Readings for an Anarchist Summer Vacation
By Jesse Harasta
In solidarity with all of the students released from their institutions these precious few summer months, I have chosen to review two works about slavery and liberation for summer reading. I found these two books, Four Ways to Forgiveness by Ursula K. Le Guin and Mistborn by Brandon Sanderson, at my small local branch library, so hopefully they're easy enough for you to pick up.
Four Ways to Forgiveness
Ursula K. Le Guin is perhaps the best known writer of anarchist fiction alive today, particularly for The Dispossessed (1974)—her science fiction description of an anarchist society—and Left Hand of Darkness (1969), which describes a world of genderless human beings. Four Ways to Forgiveness (1994) is not as well known, though it exists in the same science fiction universe as the other two. The book is a collection of four densely interconnected novellas, and each section can be read independently (perhaps while in a hammock) though a full understanding of the work cannot be achieved without reading all four.
Four Ways is set in a solar system with two inhabited worlds: Werel and Yeowe. For millennia, society on Werel was divided into two groups, the Owners and the Assets, the former owning the latter as chattel slaves. More recently, the Owners of Werel have settled Yeowe with massive plantations of Assets who, over time, develop a distinctive society that rebels against its oppressors. The book opens in the wake of this generations-long revolution, as the Assets of Yeowe have thrown off their oppressors and begun rebuilding their communities and constructing a new society.
The primary themes of the book are, of course, slavery and liberation, though Le Guin, per her usual, takes them to deeper levels than one first expects.
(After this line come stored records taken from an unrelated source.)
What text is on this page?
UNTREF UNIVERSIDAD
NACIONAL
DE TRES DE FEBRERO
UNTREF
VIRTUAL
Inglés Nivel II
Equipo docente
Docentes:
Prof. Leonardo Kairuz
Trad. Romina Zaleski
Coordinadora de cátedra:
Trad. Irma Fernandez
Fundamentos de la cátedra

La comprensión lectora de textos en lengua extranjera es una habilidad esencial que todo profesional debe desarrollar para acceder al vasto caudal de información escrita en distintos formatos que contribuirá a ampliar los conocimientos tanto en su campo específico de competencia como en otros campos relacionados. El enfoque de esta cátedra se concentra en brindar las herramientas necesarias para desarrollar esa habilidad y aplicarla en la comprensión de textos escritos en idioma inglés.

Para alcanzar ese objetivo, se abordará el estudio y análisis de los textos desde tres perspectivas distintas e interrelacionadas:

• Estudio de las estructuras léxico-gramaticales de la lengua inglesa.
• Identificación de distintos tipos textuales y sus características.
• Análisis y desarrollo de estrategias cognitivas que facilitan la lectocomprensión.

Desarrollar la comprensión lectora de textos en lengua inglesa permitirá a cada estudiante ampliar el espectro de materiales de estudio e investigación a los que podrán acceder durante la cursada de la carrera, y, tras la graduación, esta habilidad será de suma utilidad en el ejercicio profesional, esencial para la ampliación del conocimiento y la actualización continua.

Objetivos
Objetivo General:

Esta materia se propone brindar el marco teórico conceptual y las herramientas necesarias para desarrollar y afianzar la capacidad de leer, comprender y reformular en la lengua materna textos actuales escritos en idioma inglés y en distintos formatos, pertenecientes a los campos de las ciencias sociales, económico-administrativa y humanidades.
Underlying the text is the fact that despite the liberation of male Assets on Yeowe, the women of the planet remain under the oppressive thumbs of the men. Both freedom and forgiveness take many forms in the text as she explores the war and its aftermath from numerous points of view: a disgraced revolutionary leader, an enslaved woman growing in political consciousness and organizing resistance to her condition, a historian visiting from an outside world, an androgynous performer seeking to find a new niche, and a soldier who realizes he was on the wrong side and has been betrayed by the society he fought so hard to defend.
As always, where Le Guin shines is in her incredible attention to the details of the cultures of the people she has created. In Four Ways, she creates a society that captures many of the dynamics of post-colonial and post-slavery societies around the globe. One can feel the lives of the people she describes through her book—and not just their feelings, but also the cultural contexts in which they have grown up.
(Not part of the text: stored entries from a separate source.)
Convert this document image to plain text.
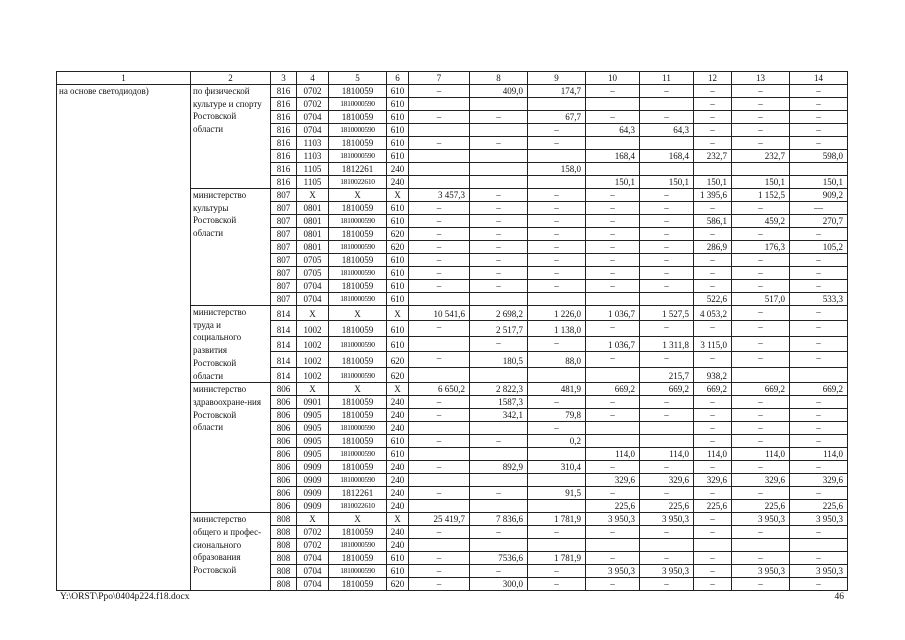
1	2	3	4	5	6	7	8	9	10	11	12	13	14
на основе светодиодов)	по физической культуре и спорту Ростовской области	816	0702	1810059	610	–	409,0	174,7	–	–	–	–	–
		816	0702	1810000590	610						–	–	–
		816	0704	1810059	610	–	–	67,7	–	–	–	–	–
		816	0704	1810000590	610			–	64,3	64,3	–	–	–
		816	1103	1810059	610	–	–	–			–	–	–
		816	1103	1810000590	610				168,4	168,4	232,7	232,7	598,0
		816	1105	1812261	240			158,0					
		816	1105	1810022610	240				150,1	150,1	150,1	150,1	150,1
	министерство культуры Ростовской области	807	X	X	X	3 457,3	–	–	–	–	1 395,6	1 152,5	909,2
		807	0801	1810059	610	–	–	–	–	–	–	–	—
		807	0801	1810000590	610	–	–	–	–	–	586,1	459,2	270,7
		807	0801	1810059	620	–	–	–	–	–	–	–	–
		807	0801	1810000590	620	–	–	–	–	–	286,9	176,3	105,2
		807	0705	1810059	610	–	–	–	–	–	–	–	–
		807	0705	1810000590	610	–	–	–	–	–	–	–	–
		807	0704	1810059	610	–	–	–	–	–	–	–	–
		807	0704	1810000590	610						522,6	517,0	533,3
	министерство труда и социального развития Ростовской области	814	X	X	X	10 541,6	2 698,2	1 226,0	1 036,7	1 527,5	4 053,2	–	–
		814	1002	1810059	610	–	2 517,7	1 138,0	–	–	–	–	–
		814	1002	1810000590	610		–	–	1 036,7	1 311,8	3 115,0	–	–
		814	1002	1810059	620	–	180,5	88,0	–	–	–	–	–
		814	1002	1810000590	620					215,7	938,2		
	министерство здравоохране-ния Ростовской области	806	X	X	X	6 650,2	2 822,3	481,9	669,2	669,2	669,2	669,2	669,2
		806	0901	1810059	240	–	1587,3	–	–	–	–	–	–
		806	0905	1810059	240	–	342,1	79,8	–	–	–	–	–
		806	0905	1810000590	240			–			–	–	–
		806	0905	1810059	610	–	–	0,2			–	–	–
		806	0905	1810000590	610				114,0	114,0	114,0	114,0	114,0
		806	0909	1810059	240	–	892,9	310,4	–	–	–	–	–
		806	0909	1810000590	240				329,6	329,6	329,6	329,6	329,6
		806	0909	1812261	240	–	–	91,5	–	–	–	–	–
		806	0909	1810022610	240				225,6	225,6	225,6	225,6	225,6
	министерство общего и профес-сионального образования Ростовской	808	X	X	X	25 419,7	7 836,6	1 781,9	3 950,3	3 950,3	–	3 950,3	3 950,3
		808	0702	1810059	240	–	–	–	–	–	–	–	–
		808	0702	1810000590	240								
		808	0704	1810059	610	–	7536,6	1 781,9	–	–	–	–	–
		808	0704	1810000590	610	–	–	–	3 950,3	3 950,3	–	3 950,3	3 950,3
		808	0704	1810059	620	–	300,0	–	–	–	–	–	–
Y:\ORST\Ppo\0404p224.f18.docx	46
If Four Ways has any great weakness as summer reading, it's that it is perhaps too slow and contemplative at points. This may be right up your alley, but for those seeking a summer escape from life-as-it-is, Four Ways may actually hit too close to home for comfort.
Mistborn
I have to say, I began Mistborn (2006) with considerable suspicions. The author, Brandon Sanderson, teaches at Brigham Young University and was highly recommended by arch-conservative Mormon novelist Orson Scott Card. I was, however, pleasantly surprised by the work, which is the first of three novels detailing a slave revolt and the building of a new society in a fantasy world.
Mistborn combines elements from classic swords-and-sorcery fantasy (like J.R.R. Tolkien), heist films (such as Sneakers or Oceans 11) and graceful wuxia kung-fu (like Crouching Tiger, Hidden Dragon). The combination is clever and leads to a fast-paced, action-filled romp that kept me turning the pages long after I should have gone to sleep.
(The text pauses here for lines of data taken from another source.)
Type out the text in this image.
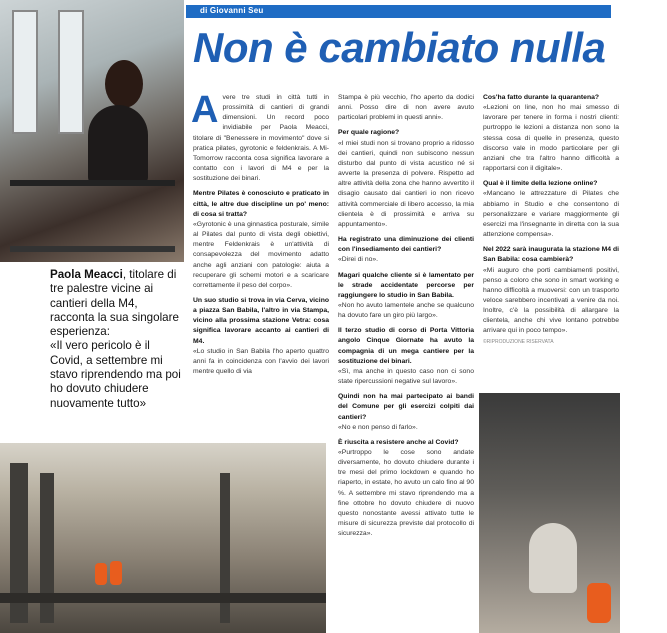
di Giovanni Seu
Non è cambiato nulla
Paola Meacci, titolare di tre palestre vicine ai cantieri della M4, racconta la sua singolare esperienza:
«Il vero pericolo è il Covid, a settembre mi stavo riprendendo ma poi ho dovuto chiudere nuovamente tutto»

Avere tre studi in città tutti in prossimità di cantieri di grandi dimensioni. Un record poco invidiabile per Paola Meacci, titolare di "Benessere in movimento" dove si pratica pilates, gyrotonic e feldenkrais. A Mi-Tomorrow racconta cosa significa lavorare a contatto con i lavori di M4 e per la sostituzione dei binari.

Mentre Pilates è conosciuto e praticato in città, le altre due discipline un po' meno: di cosa si tratta?

«Gyrotonic è una ginnastica posturale, simile al Pilates dal punto di vista degli obiettivi, mentre Feldenkrais è un'attività di consapevolezza del movimento adatto anche agli anziani con patologie: aiuta a recuperare gli schemi motori e a scaricare correttamente il peso del corpo».

Un suo studio si trova in via Cerva, vicino a piazza San Babila, l'altro in via Stampa, vicino alla prossima stazione Vetra: cosa significa lavorare accanto ai cantieri di M4.

«Lo studio in San Babila l'ho aperto quattro anni fa in coincidenza con l'avvio dei lavori mentre quello di via

Stampa è più vecchio, l'ho aperto da dodici anni. Posso dire di non avere avuto particolari problemi in questi anni».

Per quale ragione?

«I miei studi non si trovano proprio a ridosso dei cantieri, quindi non subiscono nessun disturbo dal punto di vista acustico né si avverte la presenza di polvere. Rispetto ad altre attività della zona che hanno avvertito il disagio causato dai cantieri io non ricevo attività commerciale di libero accesso, la mia clientela è di prossimità e arriva su appuntamento».

Ha registrato una diminuzione dei clienti con l'insediamento dei cantieri?

«Direi di no».

Magari qualche cliente si è lamentato per le strade accidentate percorse per raggiungere lo studio in San Babila.

«Non ho avuto lamentele anche se qualcuno ha dovuto fare un giro più largo».

Il terzo studio di corso di Porta Vittoria angolo Cinque Giornate ha avuto la compagnia di un mega cantiere per la sostituzione dei binari.

«Sì, ma anche in questo caso non ci sono state ripercussioni negative sul lavoro».

Quindi non ha mai partecipato ai bandi del Comune per gli esercizi colpiti dai cantieri?

«No e non penso di farlo».

È riuscita a resistere anche al Covid?

«Purtroppo le cose sono andate diversamente, ho dovuto chiudere durante i tre mesi del primo lockdown e quando ho riaperto, in estate, ho avuto un calo fino al 90 %. A settembre mi stavo riprendendo ma a fine ottobre ho dovuto chiudere di nuovo questo nonostante avessi attivato tutte le misure di sicurezza previste dal protocollo di sicurezza».

Cos'ha fatto durante la quarantena?

«Lezioni on line, non ho mai smesso di lavorare per tenere in forma i nostri clienti: purtroppo le lezioni a distanza non sono la stessa cosa di quelle in presenza, questo discorso vale in modo particolare per gli anziani che tra l'altro hanno difficoltà a rapportarsi con il digitale».

Qual è il limite della lezione online?

«Mancano le attrezzature di Pilates che abbiamo in Studio e che consentono di personalizzare e variare maggiormente gli esercizi ma l'insegnante in diretta con la sua attenzione compensa».

Nel 2022 sarà inaugurata la stazione M4 di San Babila: cosa cambierà?

«Mi auguro che porti cambiamenti positivi, penso a coloro che sono in smart working e hanno difficoltà a muoversi: con un trasporto veloce sarebbero incentivati a venire da noi. Inoltre, c'è la possibilità di allargare la clientela, anche chi vive lontano potrebbe arrivare qui in poco tempo».

©RIPRODUZIONE RISERVATA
The setting of Mistborn is a grim one, as its central premise is that the Dark Lord (a common feature in the genre) has won and has ground the world under his thumb. This world-spanning dominion is called the Final Empire and is continually bathed in a rain of ash from innumerable volcanoes. The groaning masses of serfs—called Skaa—constantly slave just to brush their crops free of the ash. Above the Skaa are the feuding, cruel noblemen, themselves ruled by the theocratic Obligators and the demonic Inquisitors. The text is set primarily in the capital city and captures much of the oppressiveness of the Dickensian sprawl.
The book follows Vin, a Skaa street urchin girl who possesses a strange power she calls the Luck, which has allowed her to survive against all odds. She is recruited into a gang of thieves for what she thinks is the greatest heist of all time, but she soon realizes that the gang is the forward team for a revolutionary army of Skaa. As Vin finds herself trained to mimic noblewomen in order to infiltrate their circles, she is torn by the conflicting images of genteel society and the violence she knows underlies it.
Mistborn deals with a number of important topics: the dangers of messianic leaders, the ability of the powerful to recreate themselves into gods, the paradoxes of revolutionary violence, and the continual debate among the oppressed between collective action for liberation and self-centered survival. While the book has a number of problems from an anarchist perspective, including a simplistic understanding of social movements and disappointing elements in the final scenes, it is overall worth the read. Also, if you're into Mistborn, it is good to know that the author has a chapter-by-chapter commentary and “deleted scenes” on his Web site in a manner similar to DVD special features.